Bashing : dénigrement, pas d’apport d’un quelconque sens par l’emploi du mot Anglais, les deux mots se recouvrent parfaitement. J’ai une amie qui emploie le verbe basher. Il me bashe, il bashe tout le monde !…
Je lis : Une technique « corporate » de communication. Je ne sais pas ce que c’est. C’est la presse qui fait entrer ce mot anglais dans ma vie et dans une phrase française. Renseignement pris, il s’agit de la communication institutionnelle, dans une entreprise par exemple ! Aucun intérêt. Pas de plaintes !
Follower : chose nouvelle, (liée à la Toile) : suiveur irait très bien (adepte, attentif ?).
Sur France Culture (Esprit public du 14 février 2016) : Jean-Louis Bourlange parle d’un Hollande touch, puis d’une procédure d’impeachment. Touch signifie touche. Bravo ! et impeachment empêchement, destitution.
Sur mon Facebook arrive : Je raconte ma life.
Vous devez être loggé pour poster des commentaires (inscrit irait très bien). Ce mot anglais est conjugué en Français dans le système de premier groupe, le plus simple.
Tout le site Ouibus de la SNCF est en anglais !
Je suis allé aux rencontres internationales new cinema & contemporary art au Théâtre de la Gaité (cinéma & art contemporain ne doit pas être possible), à Paris 3ème, où les débats étaient en Anglais. J’ai demandé une traduction, je me suis fait moquer : « il faut quand même que l’on soit capable de comprendre l’Anglais ».
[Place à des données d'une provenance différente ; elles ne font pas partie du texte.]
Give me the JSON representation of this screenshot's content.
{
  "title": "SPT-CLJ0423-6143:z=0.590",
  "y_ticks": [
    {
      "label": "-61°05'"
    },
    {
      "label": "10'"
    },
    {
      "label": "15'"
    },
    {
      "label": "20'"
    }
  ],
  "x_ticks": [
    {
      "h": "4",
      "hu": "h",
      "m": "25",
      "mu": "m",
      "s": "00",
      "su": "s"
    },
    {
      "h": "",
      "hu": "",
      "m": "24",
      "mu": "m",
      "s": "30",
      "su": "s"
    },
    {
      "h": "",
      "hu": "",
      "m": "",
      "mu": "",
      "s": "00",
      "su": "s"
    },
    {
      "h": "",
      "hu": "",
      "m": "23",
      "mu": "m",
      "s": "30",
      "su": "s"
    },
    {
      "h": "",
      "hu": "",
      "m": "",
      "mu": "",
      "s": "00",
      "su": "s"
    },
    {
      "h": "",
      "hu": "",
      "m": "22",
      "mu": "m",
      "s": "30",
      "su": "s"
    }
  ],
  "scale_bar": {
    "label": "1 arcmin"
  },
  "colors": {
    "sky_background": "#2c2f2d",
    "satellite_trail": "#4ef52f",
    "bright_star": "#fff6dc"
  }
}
Jack Lang dit une chose en Français puis la même chose en Anglais : il fait suivre « typiquement Français » de « typical french » puis de « french touch » de nouveau (France-Inter le 15 février 2016)…
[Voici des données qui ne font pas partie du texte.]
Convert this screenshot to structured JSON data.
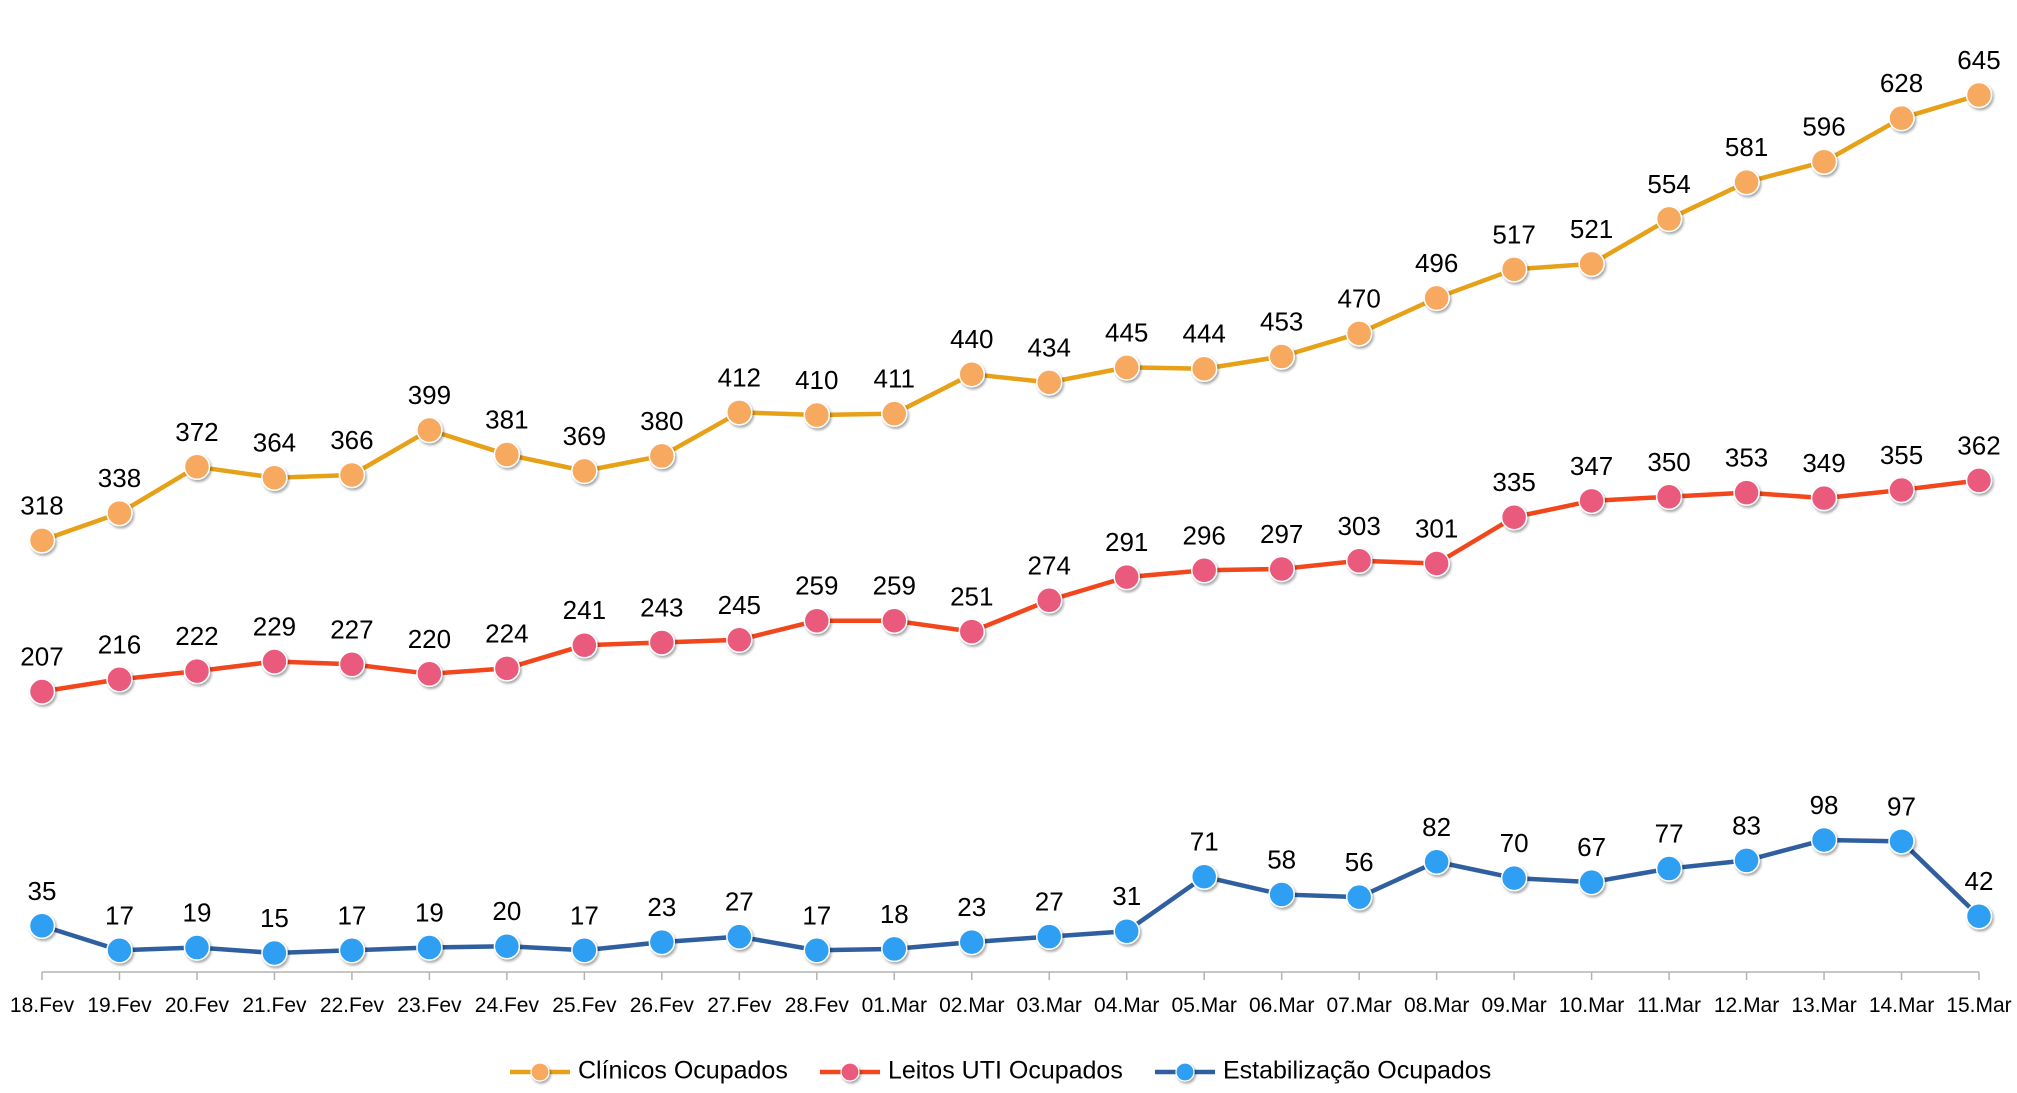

Qu’on me comprenne bien, je fais apparaitre le fait qu’une réformette orthographique suscite une réaction engouematique énorme, tandis que personne ne semble voir l’abandon de la langue française à la langue impérialiste, là où la langue française est tout-à-fait performante. Nombre de Français s’y jettent à corps perdu, anticipent cette évolution et l’apportent à ceux qui n’en savaient rien. Je me souviens de quelqu’un, à la radio, qui avait le même regret que moi, déplorant le standing qu’avait l’Anglais, à ceci près que standing est un mot anglais et que prestige, aura seraient largement équivalents. J’ai regretté dans mon article qu’une pièce contemporaine jouée à la Comédie Française ait un titre en Anglais non nécessaire (dancefloor memories) : http://www.agoravox.fr/culture-loisirs/culture/article/ah-que-vivre-longtemps-est-joli-167355
J’ai créé intentionnellement engouematique sur engouement. Parce qu’une langue n’est pas qu’un vocabulaire, c’est une syntaxe et c’est un grand nombre de processus créateurs.
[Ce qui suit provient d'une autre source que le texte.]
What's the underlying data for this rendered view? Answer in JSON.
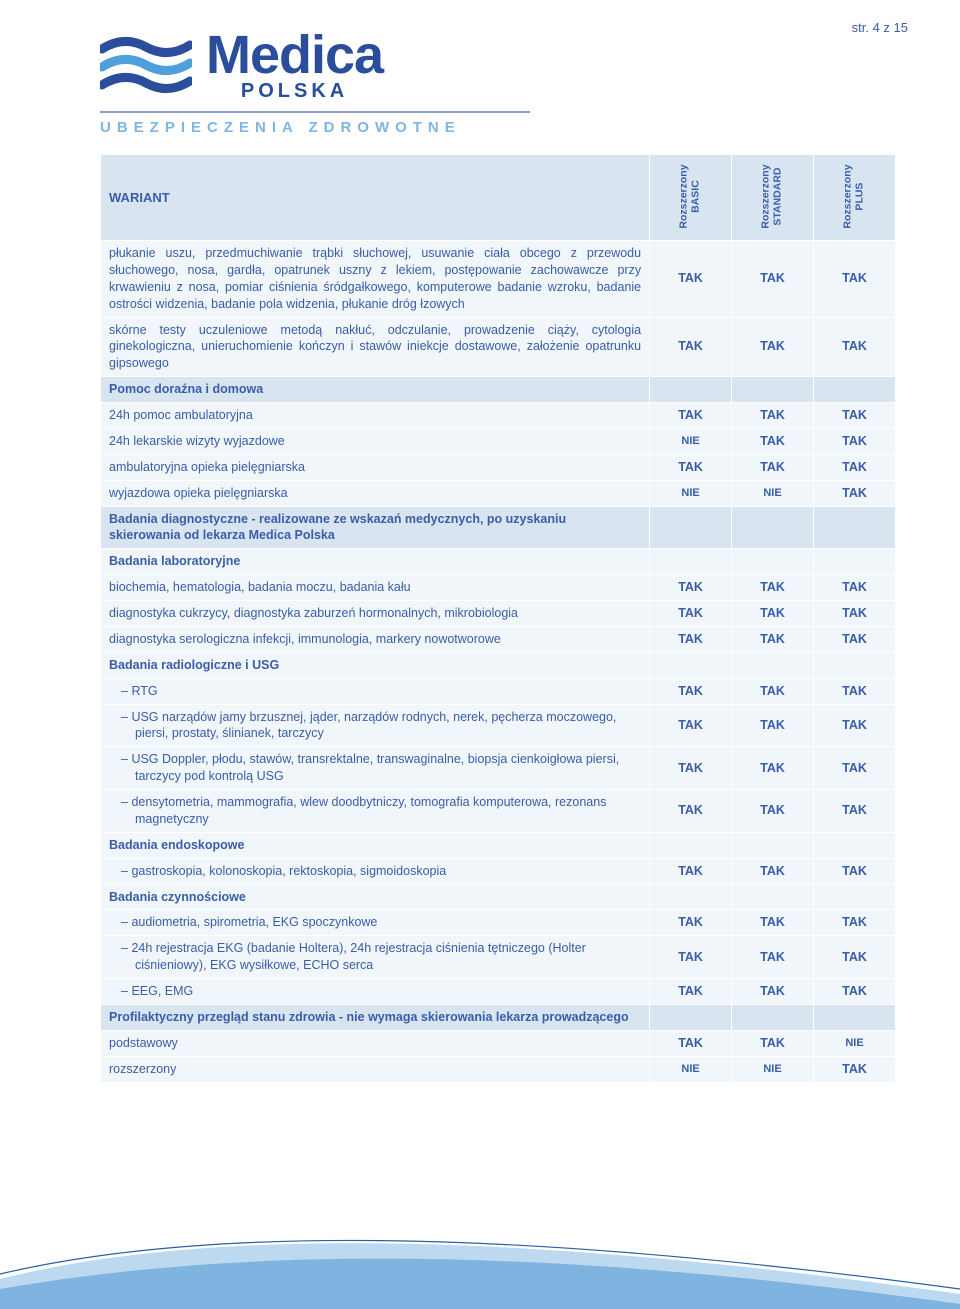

Dans Hollande touch, nous n’avons pas seulement des mots anglais pour dire des choses que nous savons dire en Français, nous avons la syntaxe anglaise qui place l’adjectif (l’ajout qualitatif si vous préférez) avant le nom.
Autre exemple, battle : bataille, conflit, concurrence mais joueur pas sérieux, pas mortel. Effectivement, apparemment, nous n’avons pas de mot pour cette idée sportive de la concurrence. Bataille évoque les rencontres militaires violentes (Waterloo, Alésia…). Nous avons aussi le jeu de cartes de la bataille… bataille sans danger… Nous aurions pu prendre ce sens ludique de la bataille, qui existe déjà et le développer ou inventer un mot selon les règles du Français : course irait très bien.
Nous avons créé les mots télévision, ordinateur… nous devrions continuer.
Les mots étrangers devenant Français devraient s’écrire dans l’orthographe française, puisqu’ils deviennent des mots français. On écrirait foutebaule, Quatar et niquab, rolleur (on peut discuter des deux « l »), un guik, tchatte (on a le mot tchatche depuis 1959, issu de l’espagnol)… etc.
Cela faciliterait la tâche de l’apprentissage. Des lettres se mettent à prendre des sons nouveaux par exemple le « e » ou « ee » (« ee » n’est pas français) se dit parfois « i » depuis quelques années e-learning, qu’on devrait dire formation en ligne, devrait s’écrire en attendant que l’on parle Français en France, ileurning…
Français, encore un effort pour aimer, soigner, nourrir entretenir, bichonner, défendre votre langue, sans vouloir la tuer par des blocages insensés d’un côté, et des faiblesses mortelles devant des intrus plutôt faciles à chasser d’un autre côté.